Prediction Ratings from text
This project is an exercise in using supervised machine learning algorithms to predict rating scores from restaurant reviews. In practice, machine learning models do not provide insight into why or how they touched base at a result. In our trials, we experiment with variables associated with each model in order to find the best classifiers for our dataset types. In this way, we are given some insight and a better understanding of how these variables allow us to make better predictions
We were provided with files, training.txt and test.txt, each containing review text and ratings scores associated with each review. The reviews were taken from outlier detection datasets, the source of which is cited below. All proceedings were carried out using either built in Python packages or sklearn, a library of Python tools created specifically for machine learning undertakings. In order to pre-process the datasets, the features (reviews and ratings) were extracted from the review text files. The review features were vectorized using TD-IDF vectorization, which implements the bag-of-words model we discussed in class. The next requirement was highly experimental. We were tasked to execute 5-fold cross validation on our training data and record our observations, while varying several configuration options (as we saw fit) using each of the following learning models:
- Neural networks a. Hidden layers (1, 2, 3) b. Units per hidden layer (5, 10, 15, 20, 100)
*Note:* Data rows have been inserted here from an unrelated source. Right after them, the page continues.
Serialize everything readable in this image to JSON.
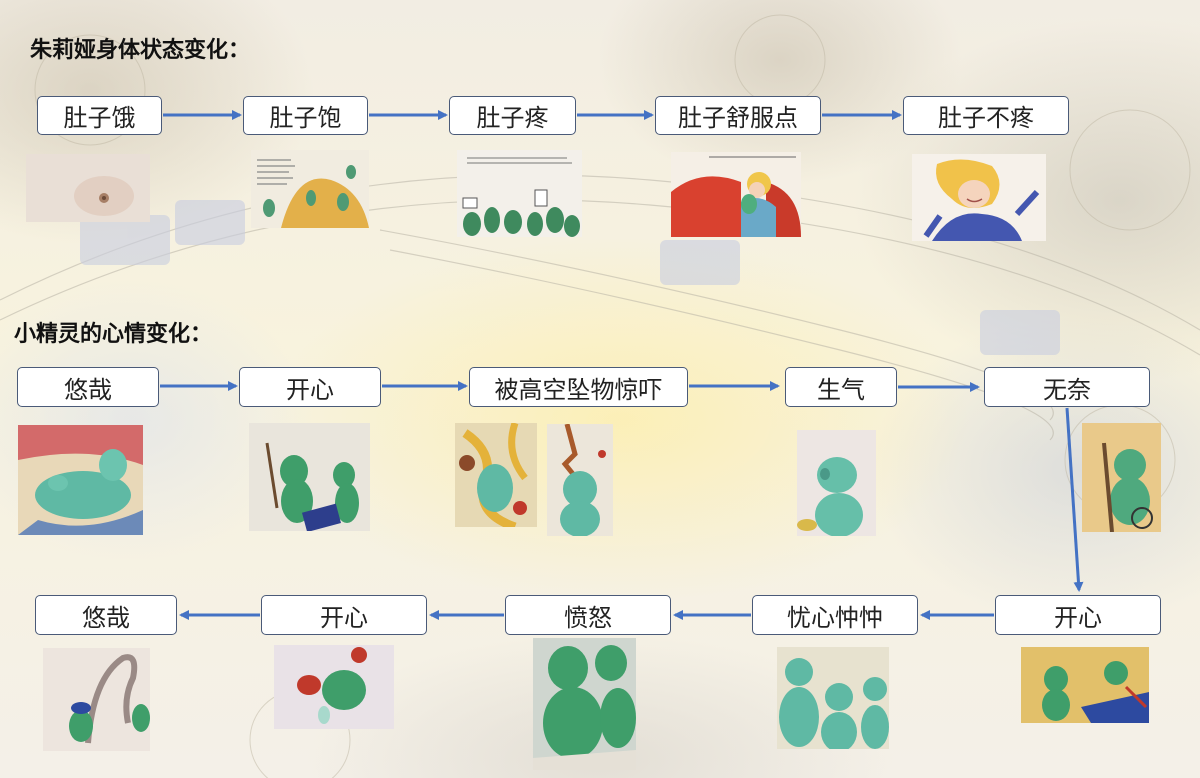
{
  "section1": {
    "title": "朱莉娅身体状态变化：",
    "steps": [
      "肚子饿",
      "肚子饱",
      "肚子疼",
      "肚子舒服点",
      "肚子不疼"
    ]
  },
  "section2": {
    "title": "小精灵的心情变化：",
    "row1": [
      "悠哉",
      "开心",
      "被高空坠物惊吓",
      "生气",
      "无奈"
    ],
    "row2": [
      "开心",
      "忧心忡忡",
      "愤怒",
      "开心",
      "悠哉"
    ]
  },
  "colors": {
    "arrow": "#4472c4",
    "node_border": "#4a5a78",
    "elf_green": "#3f9e6a",
    "elf_teal": "#5fb9a4"
  }
}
- Naïve Bayes (no suggested variations)
- Logistic Regression a. Penalty values (L1/L2 regularization) b. Regularization strength (0.001, 0.01, 0.1, 1, 10, 100)
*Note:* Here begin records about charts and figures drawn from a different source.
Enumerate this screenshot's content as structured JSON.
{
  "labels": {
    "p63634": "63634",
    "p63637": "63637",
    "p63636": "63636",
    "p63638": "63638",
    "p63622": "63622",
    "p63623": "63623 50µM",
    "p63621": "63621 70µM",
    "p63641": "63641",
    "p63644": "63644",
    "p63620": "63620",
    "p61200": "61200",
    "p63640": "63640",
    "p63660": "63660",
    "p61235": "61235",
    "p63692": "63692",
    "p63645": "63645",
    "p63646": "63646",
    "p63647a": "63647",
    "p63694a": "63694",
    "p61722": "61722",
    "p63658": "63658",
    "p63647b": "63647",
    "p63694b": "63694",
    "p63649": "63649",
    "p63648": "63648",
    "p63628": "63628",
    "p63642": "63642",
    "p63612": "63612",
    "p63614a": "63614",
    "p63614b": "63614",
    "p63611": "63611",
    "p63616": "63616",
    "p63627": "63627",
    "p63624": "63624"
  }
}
- AdaBoosting (varied number of estimators 25, 50, 75)
- Support Vector Machines a. Kernel types (linear, polynomial, rbf, sigmoid) b. Cost factor (1, 10, 100, 1000)
Next, we repeated the experiment and recorded our observations after filtering the datasets with “sentiment” words, which were also provided to us in text files and loaded into our Python environment. With the original training data (no filtering) and the optimal configurations obtained, we trained our classifiers for each learning model. With each classifier, we evaluated the test review data to predict ratings. We then used the predictions to reporte precision, recall, and f1 scores against each actual rating value. This information allowed us to observe which ratings were hardest to predict and reach some conclusions regarding our experience.